I am in class the other day with one of Yoga West’s amazing teachers (they are all great, aren’t they?), who is trained in and practices primarily Anusara yoga.  Anusara yoga is a beautiful, freeing practice.  She invited us throughout the class to only do poses that were “life affirming,” and where we could be “happy and free.”  I totally get that.   I couldn’t do half of the crazy poses she was doing, and I was quite content with it.  I didn’t judge myself for not being like her, or for not being able to do the poses quite as beautifully.  I will never get to some of those asanas; I found it quite life affirming to just sit on my mat and watch.  I was happy and free!

Fast forward a couple of hours, and I find myself in a dressing room with a stack of blue jeans to try on.  Now, trying on jeans is right up there with trying on swim suits, right?  And it gets less and less fun as the years go by.  And once again, the jeans that I have picked to try on are the same size that I wore 18 years and two babies ago.  I ALWAYS walk into the dressing room with a stack of too small jeans in my hands.  The smart part of my brain knows that they are not going to fit, but the heart part of my brain hopes that maybe, this time, my thighs will slide right in.  And once again, they don’t fit.  Discontent.  Not feeling happy and free.

Why do I do this?  Maybe you do it, too.  Why can’t I give myself the freedom to be happy in my own skin?  To be happy and free?  It is not just about the jeans.  We often go through our lives with some level of discontent about who we are, how we look, how much money we have….whatever your own bag of discontent holds.  And that discontent holds us back from true happiness and freedom.  We can’t change who we are or how we look or what we have in this very moment, so why not give ourselves permission to just be happy where we are today?

The Sanskrit word for contentment is Santosha.  Santosha is one of the Niyamas discussed in Patajali’s Yoga Sutras.  The practice of Santosha is about cultivating peace and contentment within yourself.  It is important to note that contentment is not the same thing as happiness.  One key to living in Santosha is to neither long for the past nor worry about the future. It is about bringing awareness to your responsibility for being where you are right now, and accepting it.  You can more forward from there.

In response, I often walk away from the jeans, angry that once again I don’t fit into THAT size.  The irony is that I don’t even WANT to be the person that I was 18 years and two babies ago!  That person didn’t have the safe home, supportive marriage, beautiful children, and the freedom to volunteer to her hearts content AND run a yoga business, that I have now.  So why do I care if her jeans were a size smaller? 

Back to the yoga class.  It seems that while I was content to NOT be someone else, I perhaps wasn’t completely content with who I was, really.  It is easy to not want to be someone else.  Much harder to want to be the person that you are, right? 

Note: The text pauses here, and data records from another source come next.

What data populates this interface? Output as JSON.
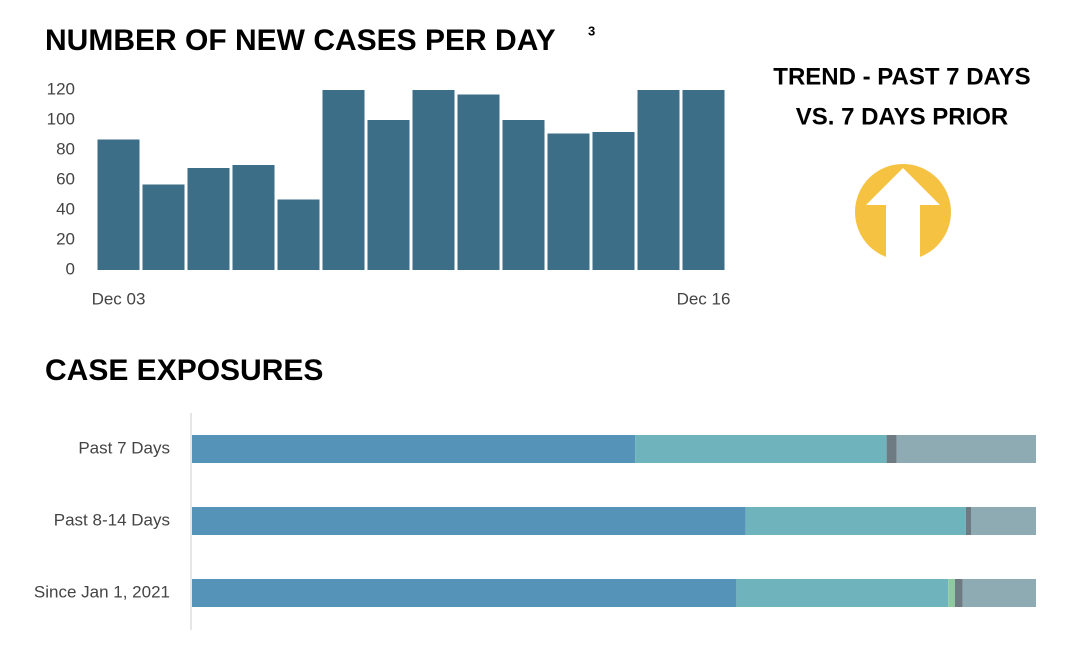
{
  "chart_data": [
    {
      "type": "bar",
      "title": "NUMBER OF NEW CASES PER DAY",
      "title_note": "3",
      "annotations": [
        "TREND - PAST 7 DAYS",
        "VS. 7 DAYS PRIOR"
      ],
      "categories": [
        "Dec 03",
        null,
        null,
        null,
        null,
        null,
        null,
        null,
        null,
        null,
        null,
        null,
        null,
        "Dec 16"
      ],
      "values": [
        87,
        57,
        68,
        70,
        47,
        120,
        100,
        120,
        117,
        100,
        91,
        92,
        120,
        120
      ],
      "color": "#3d6e88",
      "ylim": [
        0,
        120
      ],
      "yticks": [
        0,
        20,
        40,
        60,
        80,
        100,
        120
      ]
    },
    {
      "type": "bar",
      "orientation": "horizontal",
      "stacked": true,
      "title": "CASE EXPOSURES",
      "categories": [
        "Past 7 Days",
        "Past 8-14 Days",
        "Since Jan 1, 2021"
      ],
      "xlim": [
        0,
        100
      ],
      "series": [
        {
          "color": "#5593b8",
          "values": [
            52.5,
            65.6,
            64.5
          ]
        },
        {
          "color": "#6fb3bc",
          "values": [
            29.8,
            26.1,
            25.1
          ]
        },
        {
          "color": "#8fc9a0",
          "values": [
            0,
            0,
            0.8
          ]
        },
        {
          "color": "#6e7b82",
          "values": [
            1.2,
            0.6,
            0.9
          ]
        },
        {
          "color": "#8eaab3",
          "values": [
            16.5,
            7.7,
            8.7
          ]
        }
      ]
    }
  ]
}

I am not suggesting that we should all be perfectly content with our ailments and bad habits and our big bag of discontent.  We all have things that we can work on to improve our quality of life and how we feel moving though it.  But if we start from a place of contentment about who we really are right now, then we have a much better chance of being happy and free.  And from there, we can then bring happiness to ourselves and others.  And to the polar bears or the puppies, or whatever it is for you. 

So try to make a point to let go of what doesn’t fit.  Don’t wear judgments about yourself that don’t fit who you are today.  May all beings everywhere be happy and free.  This includes you.  And me.

I bought the bigger jeans.  They fit who I am today.  I will try to be content with that!